Il prezzo del petrolio, un cambio euro/dollaro molto penalizzante, i rischi di recessione dell’economia americana possono condizionare molto negativamente l’economia italiana, caratterizzata da crescita e produttività tra le più basse in Europa, alto debito pubblico, spesa pubblica esagerata.
Confindustria prevede per quest’anno un incremento del PIL inferiore all’1%, con una flessione importante rispetto al 2006 e al 2007.
E’ all’interno di questo scenario che va collocato il dibattito sulla politica economica del Paese, che deve guardare agli obiettivi indispensabili della crescita, come hanno sottolineato il presidente del Consiglio e il Governatore della Banca d’Italia.
Anche le vertenze contrattuali in atto, a partire dal settore metalmeccanico, non possono ignorare il peggioramento del quadro generale e le esigenze di competitività internazionale delle imprese.
Per questo il Direttivo di Confindustria condivide l’attenzione che Federmeccanica pone ai temi della flessibilità e della produttività e valuta la proposta economica avanzata dalla stessa Federmeccanica onerosa ma responsabile.

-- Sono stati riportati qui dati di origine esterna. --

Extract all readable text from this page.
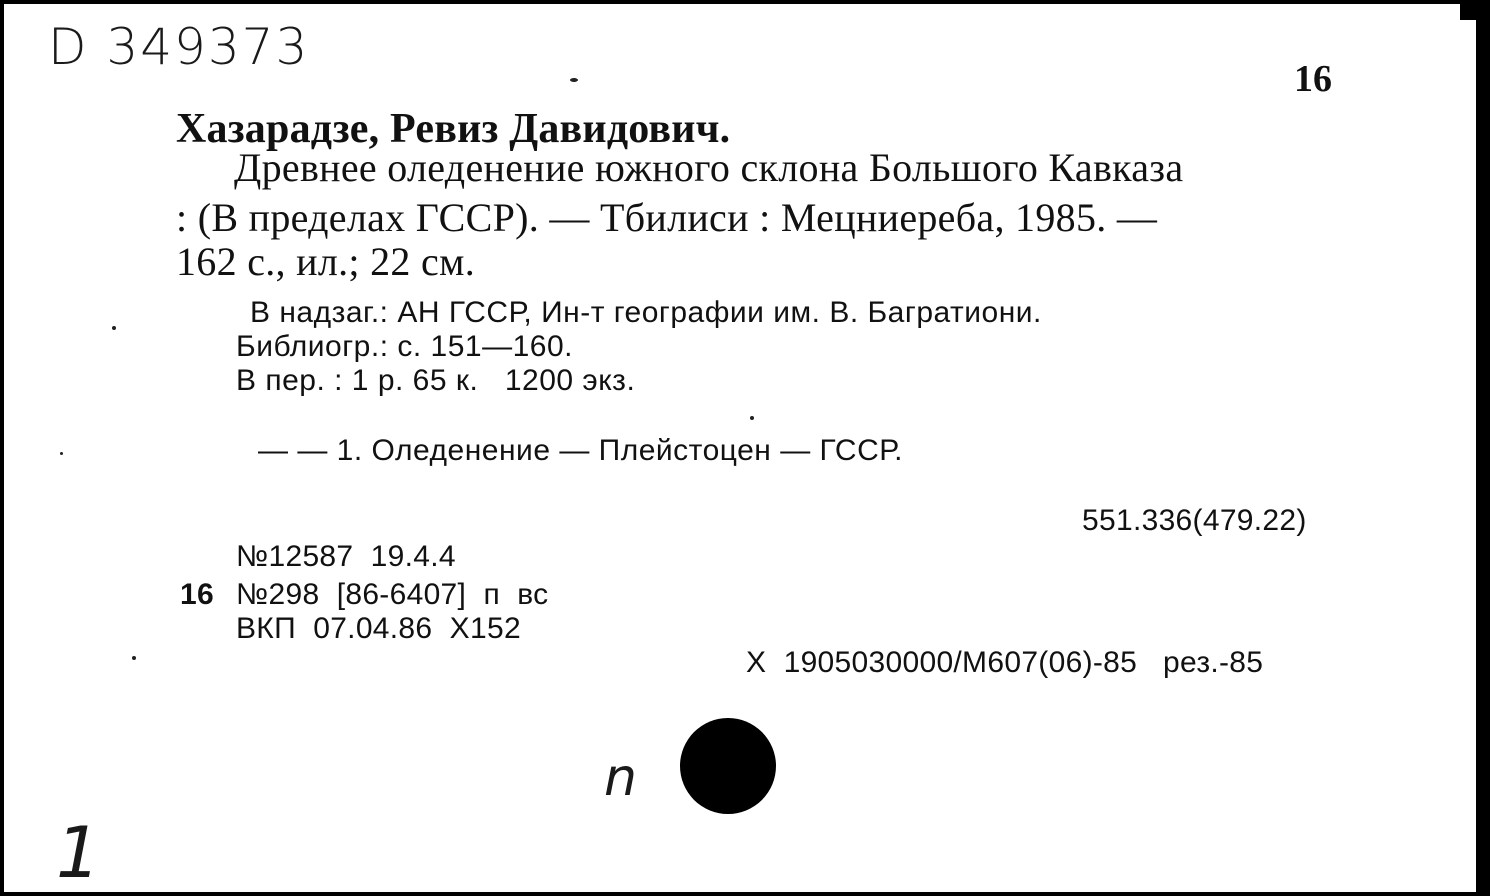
D 349373
16
Хазарадзе, Ревиз Давидович.
Древнее оледенение южного склона Большого Кавказа
: (В пределах ГССР). — Тбилиси : Мецниереба, 1985. —
162 с., ил.; 22 см.
В надзаг.: АН ГССР, Ин-т географии им. В. Багратиони.
Библиогр.: с. 151—160.
В пер. : 1 р. 65 к.   1200 экз.
— — 1. Оледенение — Плейстоцен — ГССР.
551.336(479.22)
№12587  19.4.4
16 №298  [86-6407]  п  вс
ВКП  07.04.86  X152
X  1905030000/М607(06)-85   рез.-85
n
1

Rifiutare – come stanno facendo i vertici dei sindacati metalmeccanici – un aumento salariale di 120 euro mensili e 250 euro di una tantum significa voler prolungare inspiegabilmente la vertenza contro l’interesse dei lavoratori e delle aziende.
Il Direttivo di Confindustria esprime forte preoccupazione per forme di conflitto, come i blocchi stradali, che rappresentano una degenerazione inaccettabile del vivere civile.